Zaslow met Susan when they played opposite each other in Fiddler on the Roof." He says he found her a terrific singer, beautiful, with a warm sense of humor. "I thought her very riveting," Michael sums up. Since abandoning acting, Hufford has become quite successful as a writer. Her novel, "Reflections," published by Seaview, was well received. Hufford also writes romance novels for Harlequin and Dell under different names. Michael says their marriage works because both have learned to change, adjust, and give each other the space they need. I ask him if he feels possessive of his wife.

Zaslow cocks his head to one side then says slowly, "I don't think so. No, I think we were possessive earlier on. We trust each other a lot now, actually, we don't give each other a whole lot of reasons not to. I don't think our behavior is prescribed by each other, it's more what we think of ourselves." Michael spreads his fingers out on the dining table and stares at them. "I remember when I was younger, many of my romantic escapades were just a means of simply avoiding being by myself. I was afraid of feeling lonely, afraid I wouldn't know what to say to myself. Now, I don't want to sell myself short. You hurt your spouse, not so much by the infidelity, but by the negative feelings about yourself that you bring home. Extramarital affairs are so easy in this business, Michael continues. It's so predictable, and ultimately, so unsatisfying."

What is satisfying these days is getting acquainted with his role on "One Life to Live," his involvement with Amnesty International -- "They are now actively working to stop those governments which murder their own civilians," he says strongly -- and making music. Michael's songs have a Billy Joel, Randy Newman-type appeal. They are surprising in both theme, and the vulnerability they expose about the songwriter. While most of daytime's audience may see him as Roger Thorpe -- a powerful, and frightening man -- one look at Zaslow's songs let's you know he has a different view of himself.

Boy do I feel old today,
My the world turned cold today
Gonna write my folks and say
Come and get your baby boy
Get him right away!*

As for "One Life," Michael is approaching the soap with the same zeal and determination which marked all his other roles. Excited about the prospect of playing a concert pianist (Michael is accomplished at that, too), he was meticulous about the pieces David (Renaldi) Reynolds would play. More importantly, he's trying to learn about his character. "I think David is a very directed fellow, and very single-minded about his art and what he wants. Above all, he cares about his work," Michael insists. "I think he's going to be a very interesting character, with lots of pits and valleys, which should be fun."

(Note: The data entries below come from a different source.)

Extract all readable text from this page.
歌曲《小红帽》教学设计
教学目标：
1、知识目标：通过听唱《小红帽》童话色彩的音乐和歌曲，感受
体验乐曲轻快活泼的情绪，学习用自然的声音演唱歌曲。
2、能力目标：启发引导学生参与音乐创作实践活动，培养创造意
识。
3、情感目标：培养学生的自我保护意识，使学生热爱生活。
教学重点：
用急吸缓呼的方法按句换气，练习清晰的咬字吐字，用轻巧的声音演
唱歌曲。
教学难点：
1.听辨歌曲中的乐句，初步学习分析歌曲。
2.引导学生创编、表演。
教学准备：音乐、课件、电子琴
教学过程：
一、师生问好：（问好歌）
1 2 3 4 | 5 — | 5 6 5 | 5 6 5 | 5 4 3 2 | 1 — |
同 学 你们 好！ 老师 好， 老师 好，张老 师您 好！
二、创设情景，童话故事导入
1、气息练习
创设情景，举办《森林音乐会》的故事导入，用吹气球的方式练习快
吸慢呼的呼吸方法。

Since David has come on the show (possibly to steal Dorian's heart) as the father of a teenaged daughter, I wonder how Zaslow feels about playing the parent of a such a mature young woman. "Well, I'm sure there's a mistake," Michael says breezily. "Obviously, they've confused me with someone much, much older. I couldn't possibly be the father of a teenaged girl," he deadpans. I giggle. Michael says it's "just fine."

And so it ends there, sort of.

Michael Zaslow is a dichotomy. Directed, even passionate about his work, but unlike many driven people, unafraid to show his emotions, and frailties. When I think of Michael Zaslow, a particular image comes to mind. We were in photographer Harry Benson's studio, readying for a cover shoot. While Robin Strasser was being made up, Michael entertained us in Harry's old piano. I jumped next to him, and it wasn't a sonata this accomplished pianist performed. No, what I recall is Michael's hands racing across the keyboard as the two of us played a mean "Heart and Soul."
_______________________
* From "Baby Boy." Words and music by Michael Zaslow.